La Commission européenne, qui a décrété que 2012 serait l'Année de l'eau, s'apprête à réviser certaines des réglementations européennes en la matière, afin de trouver des solutions face au changement climatique et aux événements météorologiques extrêmes.
La sécurité alimentaire et la protection des ressources en eaux de l'UE devraient être au programme de la Semaine mondiale de l'eau qui débutera à Stockholm le 26 août.
L'Organisation des Nations Unies pour l'alimentation et l'agriculture a indiqué que les prix de l'alimentaire avaient augmenté de 6 % en juillet. Les prix du maïs et du blé ont augmenté de 23 % et de 19 % respectivement. Cette hausse serait principalement liée à la sécheresse qui a dévasté le centre des États-Unis et aux rendements de blé plus faibles que prévu en Russie.
La semaine dernière, Strategie Grains a revu à la baisse ses prévisions sur la production de maïs dans l'UE, qui passerait à 58,1 millions de tonnes, soit une baisse de 13 % (7,1 millions de tonnes en moins) par rapport à l'année dernière.
« La culture du maïs a été sévèrement affectée par la chaleur et la sécheresse en Europe centrale et méridionale », a expliqué à Reuters le service français d'analyse du secteur. « Les dommages sont irréversibles, même si l'amélioration des conditions météorologiques pourrait fournir de meilleures conditions pour la récolte des céréales existantes. »
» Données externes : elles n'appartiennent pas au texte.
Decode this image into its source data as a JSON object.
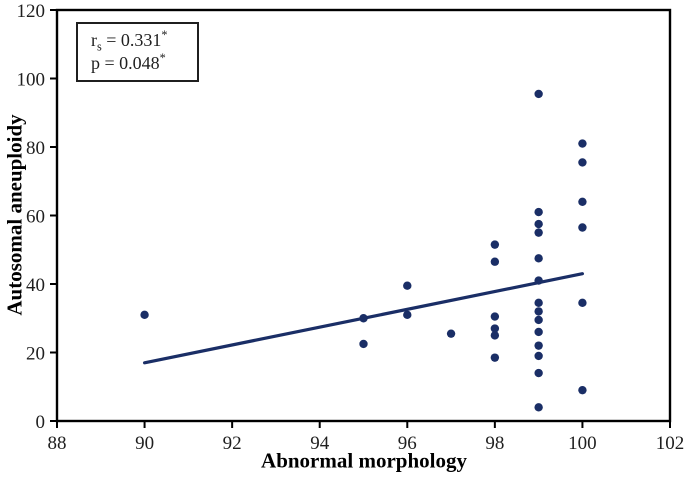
{
  "figure": {
    "background": "#ffffff",
    "annotation": {
      "line1": {
        "base": "r",
        "sub": "s",
        "mid": " = 0.331",
        "sup": "*"
      },
      "line2": {
        "base": "p = 0.048",
        "sup": "*"
      }
    }
  },
  "chart_data": {
    "type": "scatter",
    "title": "",
    "xlabel": "Abnormal morphology",
    "ylabel": "Autosomal aneuploidy",
    "xlim": [
      88,
      102
    ],
    "ylim": [
      0,
      120
    ],
    "x_ticks": [
      88,
      90,
      92,
      94,
      96,
      98,
      100,
      102
    ],
    "y_ticks": [
      0,
      20,
      40,
      60,
      80,
      100,
      120
    ],
    "grid": false,
    "legend": false,
    "annotation_text": "rs = 0.331*, p = 0.048*",
    "points": [
      [
        90,
        31
      ],
      [
        95,
        30
      ],
      [
        95,
        22.5
      ],
      [
        96,
        39.5
      ],
      [
        96,
        31
      ],
      [
        97,
        25.5
      ],
      [
        98,
        51.5
      ],
      [
        98,
        46.5
      ],
      [
        98,
        30.5
      ],
      [
        98,
        27
      ],
      [
        98,
        25
      ],
      [
        98,
        18.5
      ],
      [
        99,
        95.5
      ],
      [
        99,
        61
      ],
      [
        99,
        57.5
      ],
      [
        99,
        55
      ],
      [
        99,
        47.5
      ],
      [
        99,
        41
      ],
      [
        99,
        34.5
      ],
      [
        99,
        32
      ],
      [
        99,
        29.5
      ],
      [
        99,
        26
      ],
      [
        99,
        22
      ],
      [
        99,
        19
      ],
      [
        99,
        14
      ],
      [
        99,
        4
      ],
      [
        100,
        81
      ],
      [
        100,
        75.5
      ],
      [
        100,
        64
      ],
      [
        100,
        56.5
      ],
      [
        100,
        34.5
      ],
      [
        100,
        9
      ]
    ],
    "trendline": {
      "x1": 90,
      "y1": 17,
      "x2": 100,
      "y2": 43
    },
    "colors": {
      "points": "#1a2e66",
      "trendline": "#1a2e66",
      "axis": "#000000",
      "tick_labels": "#1f1f1f"
    }
  }
}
Strategie Grains a revu à la baisse ses prévisions mondiales pour la production de maïs en 2012-2013, qui passeraient à 829,1 millions de tonnes par an, soit 70 millions de tonnes de moins.
Risque d'incendie élevé dans certaines régions
Le mauvais temps et les périodes de sécheresse prolongées ont également contribué au déclenchement de feux de forêt dévastateurs au Portugal, en Espagne, dans le sud de la France et en Grèce, ainsi que dans les Balkans et en Turquie. Vendredi dernier, le système européen d'information sur les feux de forêt a mis en garde contre le risque élevé ou très élevé de feux dans toute l'Europe du sud et même en Hongrie et à l'ouest de la Slovaquie.
L'Observatoire européen de la sécheresse a enregistré des sécheresses dans certaines régions de la France, de l'Allemagne, de l'Espagne et de l'Italie ainsi que dans les Iles Féroé de l'Atlantique nord, une province autonome du Danemark.
Les périodes de sécheresse prolongées menacent certaines régions en Chine, en Russie, en Australie, en France, en Espagne, au Portugal et au sud des États-Unis depuis plusieurs années, ce qui affecte la production alimentaire et soulève des questions quant à la stabilité à long terme des réserves d'eau. L'Angleterre a quant à elle connu son troisième hiver sec consécutif, ce qui a mené les autorités à appeler à des mesures de conservation au début de l'année.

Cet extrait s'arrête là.